Canada as a Fair and Enlightened Society
Canada enjoys a reputation as a special place - a place where human rights and dignity are guaranteed, where the rules of liberal democracy are respected, where diversity among peoples is celebrated. But this reputation represents, at best, a half-truth.
A careful reading of history shows that Canada was founded on a series of bargains with Aboriginal peoples - bargains this country has never fully honoured. Treaties between Aboriginal and non-Aboriginal governments were agreements to share the land. They were replaced by policies intended to
...remove Aboriginal people from their homelands.
...suppress Aboriginal nations and their governments.
...undermine Aboriginal cultures.
...stifle Aboriginal identity.
http://epe.lac-bac.gc.ca/100/200/301/inac-ainc/highlights_report_royal-e/lk_e.html
I’ve excerpted from the URL provided as an introduction to help in understanding how different and yet in some instances how similar Canadian government “Treaties” with the aboriginal peoples of Canada is to U.N. resolution 181.
“On 29 November 1947 the United Nations Partition Plan for Palestine or United Nations General Assembly Resolution 181, a plan to resolve Arab-Israeli conflict in the British Mandate of Palestine, was approved by the United Nations General Assembly, at the UN World Headquarters in New York. The plan partitioned the territory of Western Palestine into Jewish and Arab states, with the Greater Jerusalem area. Encompassing Bethlehem, coming under international control. The failure of the British government and the United Nations to implement this plan and its rejection by first the Palestinian Arabs then Israel resulted in various wars, starting with the 1948 Arab-Israeli War.”
When I asked the question regarding how Canadians would feel if the United Nations waltzed in and declared some part of Canada a homeland for someone else, the response from Colpy was that we did that with the natives in Canada, or as he referred to them a “special interest group”.
How one can equate the parceling of land by the British government under the BNA and a written (although never completely honored) agreement to protect the interests of the aboriginal people of this country…thereby “granting” land to native inhabitants who lived here long before Europeans arrived….with carving up Palestine to appease the Israeli people takes a very special kind of rose colored glasses.
Similarities are of course that the Canadian government has a history of ignoring breaking and denying these treaties with native Canadians and Israel ignored the geographical limits imposed by the British expanding Israeli holdings well beyond what had been declared and completely disenfranchising the Palestinian people who remained in the area.
Colpy says “Well shure we’d have no problem if the UN came in here and took half of Canada, and gave it to Jamacia or Nigeria or anyone else cause after all we done gived them Indians some of our land (those special interest groups)…”
This is what passes for considered opinion and balanced assessment in the mind of at least one contributor and I’d hazard to say a great many more.
“On November 29, the UN General Assembly voted 33 to 13 with 10 abstentions in favor of the Partition Plan, while making some adjustments to the boundaries between the two states proposed by it.
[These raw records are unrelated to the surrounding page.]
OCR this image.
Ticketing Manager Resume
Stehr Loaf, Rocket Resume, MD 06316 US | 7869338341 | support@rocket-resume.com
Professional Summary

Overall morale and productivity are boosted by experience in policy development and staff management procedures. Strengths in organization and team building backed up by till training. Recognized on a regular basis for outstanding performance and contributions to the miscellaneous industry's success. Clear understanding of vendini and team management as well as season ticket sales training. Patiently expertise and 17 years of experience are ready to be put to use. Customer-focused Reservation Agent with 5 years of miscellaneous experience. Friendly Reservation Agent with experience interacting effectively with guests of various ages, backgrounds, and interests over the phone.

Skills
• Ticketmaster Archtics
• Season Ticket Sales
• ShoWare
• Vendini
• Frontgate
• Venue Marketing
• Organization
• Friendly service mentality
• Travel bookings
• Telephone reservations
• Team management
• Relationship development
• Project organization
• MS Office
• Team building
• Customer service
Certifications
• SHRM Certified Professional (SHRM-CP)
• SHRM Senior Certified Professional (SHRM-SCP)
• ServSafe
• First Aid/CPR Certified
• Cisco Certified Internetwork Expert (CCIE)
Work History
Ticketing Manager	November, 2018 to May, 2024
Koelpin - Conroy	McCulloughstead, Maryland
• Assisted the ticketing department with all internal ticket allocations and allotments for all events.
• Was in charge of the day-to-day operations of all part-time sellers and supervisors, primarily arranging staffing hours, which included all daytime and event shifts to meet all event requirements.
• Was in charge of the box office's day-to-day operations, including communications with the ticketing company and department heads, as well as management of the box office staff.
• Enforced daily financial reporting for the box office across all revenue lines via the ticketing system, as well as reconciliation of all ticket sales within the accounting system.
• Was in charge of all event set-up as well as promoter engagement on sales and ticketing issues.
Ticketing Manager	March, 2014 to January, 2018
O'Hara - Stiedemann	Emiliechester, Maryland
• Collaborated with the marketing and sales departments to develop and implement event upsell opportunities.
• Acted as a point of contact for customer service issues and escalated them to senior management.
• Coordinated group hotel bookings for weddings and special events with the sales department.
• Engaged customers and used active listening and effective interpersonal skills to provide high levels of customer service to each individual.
The division was to take effect on the date of British withdrawal.”
“The Arab leadership (in and out of Palestine) opposed the plan, arguing that it violated the rights of the majority of the people in Palestine, which at the time was 67% non-Jewish (1,237,000) and 33% Jewish (608,000). Arab leaders also argued a large number of Arabs would be trapped in the Jewish State as a minority. While some Arab leaders opposed the right of the Jews for self-determination in the region, others criticised the amount and quality of land given to Israel.”
In essence, regardless of the fact recognized by both Jewish and Arab leaders that this partitioning could only lead to conflict, Britain pursued its course of action and the world has had to live with the results since the inception of the state of Israel.
That there have been decades of conflict as the result of this action by the UN and the behaviour of an Israel with the United States in its back pocket so to speak, should surprise no one.
It also isn’t much of a surprise if you’d care to look up which nations opposed resolution 181 and use that as an overlay on the current geopolitical maelstrom.
Canadians are blaming the victims for standing up for themselves and choosing to embrace the same red-neck right-wing “might-is-right” position as the neocons of the current American administration.
There is of course no reasoning with these folk; they are generally dyed-in-the-wool “believers” who have elected to ignore the injustices and illegalities that have on various occasions threatened to bring much wider violence to the world.
Their language begins with … “Oh yer one of them lefties who think….” And any opinion whether substantiated with fact or not, that challenges their view is robustly denigrated and dismissed.
One can’t really expect to have a discussion with people who are entrenched in protecting a “status quo” that is both ill informed and prejudiced from the onset.
I’m through attempting to speak to these folk and would simply like to thank them for pointing out why so many people of this planet suffer while those who could do something to change that situation choose not to.